Did you, like Londonist, stumble bleary-eyed to your local bus/tube stop this morning only to find that the 'correct change' you had fished out of whatever was left of your Christmas fund just wasn't enough?
That's because, as of Sunday, the price of a bus fare went up from £1 to £1.20, and a peak-time zones one and two day travel card soared up 70p to £6.
If you were sufficiently aggreived by this above-inflation jacking up then you might be glad to know that at 6:15 tonight the Commuter Voice protest group are staging a "a peaceful gathering of like-minded people who wish to have their thoughts and feelings noted," at Charing Cross Station.
May Day protestors eat your heart out.
In related news, the Guardian ran an article yesterday on London's bus network, which contained some (arguably) interesting facts:
- There are fourteen bus routes which coincide in Enfield's key shopping street, they carry 74,000 passengers every weekday.
- Every weekday in London, 6,500 scheduled buses carry six million people on 700 different routes.

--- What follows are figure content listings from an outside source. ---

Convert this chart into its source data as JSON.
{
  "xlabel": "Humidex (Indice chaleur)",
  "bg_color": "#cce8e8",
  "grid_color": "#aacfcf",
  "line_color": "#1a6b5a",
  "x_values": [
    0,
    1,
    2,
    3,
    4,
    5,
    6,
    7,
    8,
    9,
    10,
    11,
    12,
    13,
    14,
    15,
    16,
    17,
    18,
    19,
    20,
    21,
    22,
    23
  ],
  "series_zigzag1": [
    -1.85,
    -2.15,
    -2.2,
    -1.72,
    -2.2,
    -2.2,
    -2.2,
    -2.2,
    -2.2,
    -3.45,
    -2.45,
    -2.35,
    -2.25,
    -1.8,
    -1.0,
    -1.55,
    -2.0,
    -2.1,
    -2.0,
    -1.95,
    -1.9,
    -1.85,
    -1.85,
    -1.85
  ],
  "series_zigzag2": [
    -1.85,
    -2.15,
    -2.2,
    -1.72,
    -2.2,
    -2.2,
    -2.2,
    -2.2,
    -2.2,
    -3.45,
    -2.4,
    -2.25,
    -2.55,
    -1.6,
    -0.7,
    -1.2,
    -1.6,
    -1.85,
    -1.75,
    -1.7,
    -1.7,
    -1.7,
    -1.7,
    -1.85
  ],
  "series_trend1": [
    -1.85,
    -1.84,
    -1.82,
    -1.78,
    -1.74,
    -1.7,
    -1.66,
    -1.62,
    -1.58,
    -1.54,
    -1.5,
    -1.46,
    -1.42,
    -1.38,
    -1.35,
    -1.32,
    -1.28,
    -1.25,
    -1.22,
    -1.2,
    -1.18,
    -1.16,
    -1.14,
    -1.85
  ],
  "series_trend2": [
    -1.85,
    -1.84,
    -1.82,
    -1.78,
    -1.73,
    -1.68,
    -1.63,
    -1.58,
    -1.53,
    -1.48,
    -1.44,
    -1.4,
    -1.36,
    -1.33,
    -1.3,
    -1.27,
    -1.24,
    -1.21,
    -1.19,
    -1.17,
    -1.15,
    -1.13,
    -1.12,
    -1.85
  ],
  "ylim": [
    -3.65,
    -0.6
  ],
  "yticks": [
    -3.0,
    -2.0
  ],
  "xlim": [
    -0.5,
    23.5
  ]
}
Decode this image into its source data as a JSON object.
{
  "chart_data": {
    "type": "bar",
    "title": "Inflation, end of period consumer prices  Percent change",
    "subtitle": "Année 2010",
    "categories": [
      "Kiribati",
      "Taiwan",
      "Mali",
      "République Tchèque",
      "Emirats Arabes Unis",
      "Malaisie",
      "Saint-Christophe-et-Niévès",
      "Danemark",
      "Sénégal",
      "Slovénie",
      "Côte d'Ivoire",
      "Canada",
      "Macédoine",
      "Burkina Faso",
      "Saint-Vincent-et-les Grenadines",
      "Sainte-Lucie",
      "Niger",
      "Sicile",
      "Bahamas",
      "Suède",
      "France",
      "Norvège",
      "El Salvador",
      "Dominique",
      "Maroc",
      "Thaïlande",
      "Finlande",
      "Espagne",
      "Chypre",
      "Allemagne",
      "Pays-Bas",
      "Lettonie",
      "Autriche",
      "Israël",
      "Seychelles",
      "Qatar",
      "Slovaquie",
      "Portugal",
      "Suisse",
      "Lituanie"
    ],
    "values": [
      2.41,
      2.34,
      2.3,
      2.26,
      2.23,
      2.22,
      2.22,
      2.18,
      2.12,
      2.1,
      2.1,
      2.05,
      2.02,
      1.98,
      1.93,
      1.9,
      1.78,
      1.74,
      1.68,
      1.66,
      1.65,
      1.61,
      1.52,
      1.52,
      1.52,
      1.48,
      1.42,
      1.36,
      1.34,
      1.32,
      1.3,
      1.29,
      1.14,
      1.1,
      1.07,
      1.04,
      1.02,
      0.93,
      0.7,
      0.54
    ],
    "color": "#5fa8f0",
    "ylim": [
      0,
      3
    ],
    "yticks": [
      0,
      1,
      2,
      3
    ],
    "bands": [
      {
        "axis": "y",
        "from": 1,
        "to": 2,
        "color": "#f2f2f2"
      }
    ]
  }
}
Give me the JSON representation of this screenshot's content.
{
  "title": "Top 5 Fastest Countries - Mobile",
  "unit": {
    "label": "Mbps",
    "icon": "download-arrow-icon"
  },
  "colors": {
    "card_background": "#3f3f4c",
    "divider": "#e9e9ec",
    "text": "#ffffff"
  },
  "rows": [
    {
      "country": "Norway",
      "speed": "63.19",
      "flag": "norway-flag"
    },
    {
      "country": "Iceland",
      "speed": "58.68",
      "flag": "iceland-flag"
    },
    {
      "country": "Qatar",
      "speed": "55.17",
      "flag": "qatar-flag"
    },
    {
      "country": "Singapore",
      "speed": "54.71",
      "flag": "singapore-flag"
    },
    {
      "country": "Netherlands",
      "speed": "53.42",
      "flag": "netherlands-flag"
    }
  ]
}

- The government's annual subsidy to buses in London is scheduled to hit £1bn by 2008.
- Buses have an 'image problem'. A new light-rail scheme typically persuades 20% of car commuters to leave their vehicles at home. A new bus route attracts only 5%.
There's also evidence of the mysterious 'passenger blindness' that seems to afflict some London bus drivers in this quote from graduate Beverley Goodchild: "I'd definitely say they've improved, but some of them don't stop. The drivers see you but just speed straight past."